第12回 高龗社について
                                 
(たかおかみしゃ)

                          
 
                                
      澁川神社では、毎月の第一日曜日(3月と12月はその前日)に月次祭が10時より行われます。

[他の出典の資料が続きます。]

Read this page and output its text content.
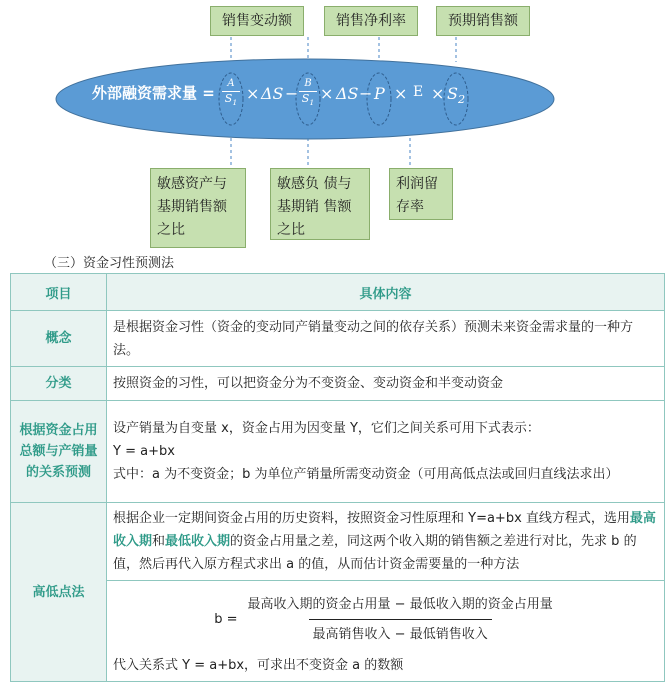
销售变动额	销售净利率	预期销售额
外部融资需求量 =
A
$S_1 \times \Delta S$ −
B
$S_1 \times \Delta S - P \times E \times S_2$
敏感资产与基期销售额之比
敏感负 债与基期销 售额之比
利润留存率
（三）资金习性预测法
项目	具体内容
概念	是根据资金习性（资金的变动同产销量变动之间的依存关系）预测未来资金需求量的一种方法。
分类	按照资金的习性，可以把资金分为不变资金、变动资金和半变动资金
根据资金占用总额与产销量的关系预测	设产销量为自变量 x，资金占用为因变量 Y，它们之间关系可用下式表示：
Y = a+bx
式中：a 为不变资金；b 为单位产销量所需变动资金（可用高低点法或回归直线法求出）

高低点法	根据企业一定期间资金占用的历史资料，按照资金习性原理和 Y=a+bx 直线方程式，选用最高收入期和最低收入期的资金占用量之差，同这两个收入期的销售额之差进行对比，先求 b 的值，然后再代入原方程式求出 a 的值，从而估计资金需要量的一种方法

	b =
最高收入期的资金占用量 − 最低收入期的资金占用量
最高销售收入 − 最低销售收入
代入关系式 Y = a+bx，可求出不变资金 a 的数额
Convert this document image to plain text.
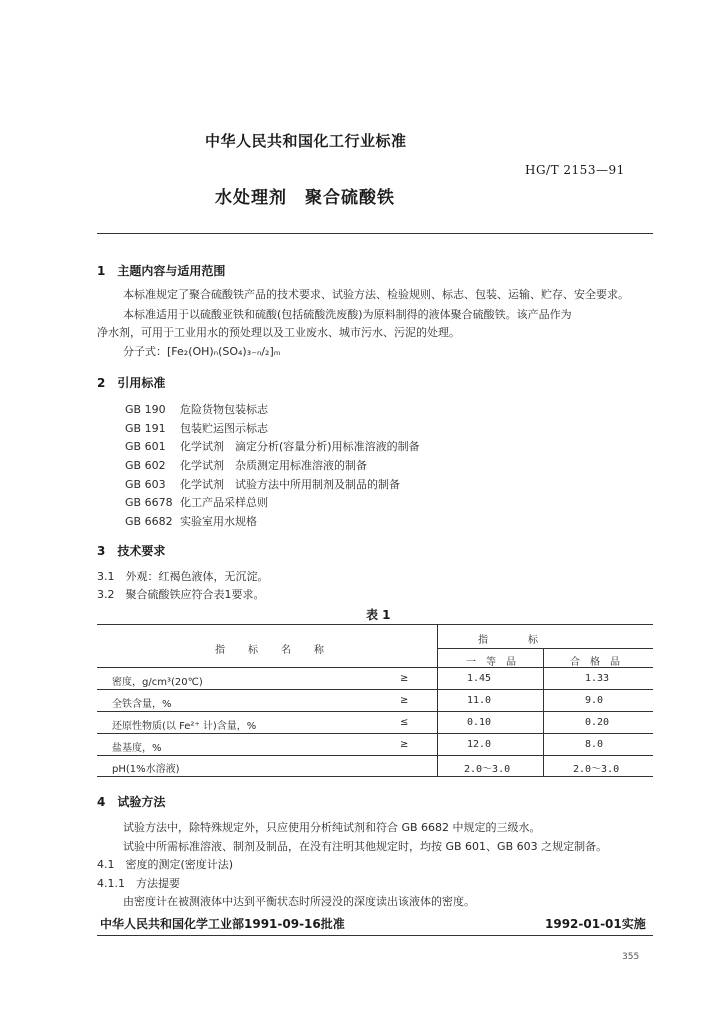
中华人民共和国化工行业标准
HG/T 2153—91
水处理剂　聚合硫酸铁
1　主题内容与适用范围
本标准规定了聚合硫酸铁产品的技术要求、试验方法、检验规则、标志、包装、运输、贮存、安全要求。
本标准适用于以硫酸亚铁和硫酸(包括硫酸洗废酸)为原料制得的液体聚合硫酸铁。该产品作为
净水剂，可用于工业用水的预处理以及工业废水、城市污水、污泥的处理。
分子式：[Fe₂(OH)ₙ(SO₄)₃₋ₙ/₂]ₘ
2　引用标准
GB 190 危险货物包装标志
GB 191 包装贮运图示标志
GB 601 化学试剂　滴定分析(容量分析)用标准溶液的制备
GB 602 化学试剂　杂质测定用标准溶液的制备
GB 603 化学试剂　试验方法中所用制剂及制品的制备
GB 6678 化工产品采样总则
GB 6682 实验室用水规格
3　技术要求
3.1　外观：红褐色液体，无沉淀。
3.2　聚合硫酸铁应符合表1要求。
表 1
指　　标　　名　　称
指　　　　标
一　等　品	合　格　品
密度，g/cm³(20℃)	≥	1.45	1.33
全铁含量，%	≥	11.0	9.0
还原性物质(以 Fe²⁺ 计)含量，%	≤	0.10	0.20
盐基度，%	≥	12.0	8.0
pH(1%水溶液)	2.0～3.0	2.0～3.0
4　试验方法
试验方法中，除特殊规定外，只应使用分析纯试剂和符合 GB 6682 中规定的三级水。
试验中所需标准溶液、制剂及制品，在没有注明其他规定时，均按 GB 601、GB 603 之规定制备。
4.1　密度的测定(密度计法)
4.1.1　方法提要
由密度计在被测液体中达到平衡状态时所浸没的深度读出该液体的密度。
中华人民共和国化学工业部1991-09-16批准	1992-01-01实施
355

      (誰でも無料で参加できますので、一度は拝殿内での参拝を経験してください。)
5月は月次祭終了後
     当神社が所管する桜ヶ丘町内に鎮座する高龗社の春季祭が、宮司・氏子総代に依って行われます。 (9月にも秋
     季祭が行われます。)
    
      この高龗社は古に京都の貴船神社から分霊して、この地域を見下ろす高台に祀ったのが始まりです。 稲作に
     は水が必須です。高龗社は雨乞いの神様です。 京都の貴船神社では雨乞いには黒馬を献上し、雨止めに
     は白馬を献上するそうです。当社でも、かっては高い山の上で急な登りで、狭い山道にも関らず、龍神と
     雷神の飾りをつけた献馬していたと云うことです。
    
      尾張旭市内に多くのため池があったことから、どれだけ水を大事にしてきたか分かります。愛知用水が
     開通するまでは、地区どうしで水争いがしばしばあり、今でも古老の間では、他地区のことを良く思ってい
     ない人がいるとか。
      当地域北部の卓ケ洞から、守山区の大森にかけての丘陵地区を昔から、お八龍と呼んでいます。かって
     大雨で、鉄砲水が流れ、土石流の跡を蛇抜けと呼び、水神である龍が暴れた跡と考えました。この地区は
     龍が棲む場所として、雨乞いを行う場所として社が建てられたと思います。
    
      今では愛知用水のお陰で、雨乞いの必要はなくなりましたが、たまに水不足の年があり、断水があった
     ことを思い出します。蛇口をひねれば、いつでも水が出てくるとは限りません。昔の人達は全てのものが
     有限であることを知っていたからこそ、全てのものに神様が存在すると信じ、神様に祈り、神様に感謝し
     てきました。現代では、私達のまわりにあらゆるものが溢れ、あるのが当たり前のようになっている気が
     します。こんな時代だからこそ物を大切にし、感謝する心を忘れないようにしたいものです。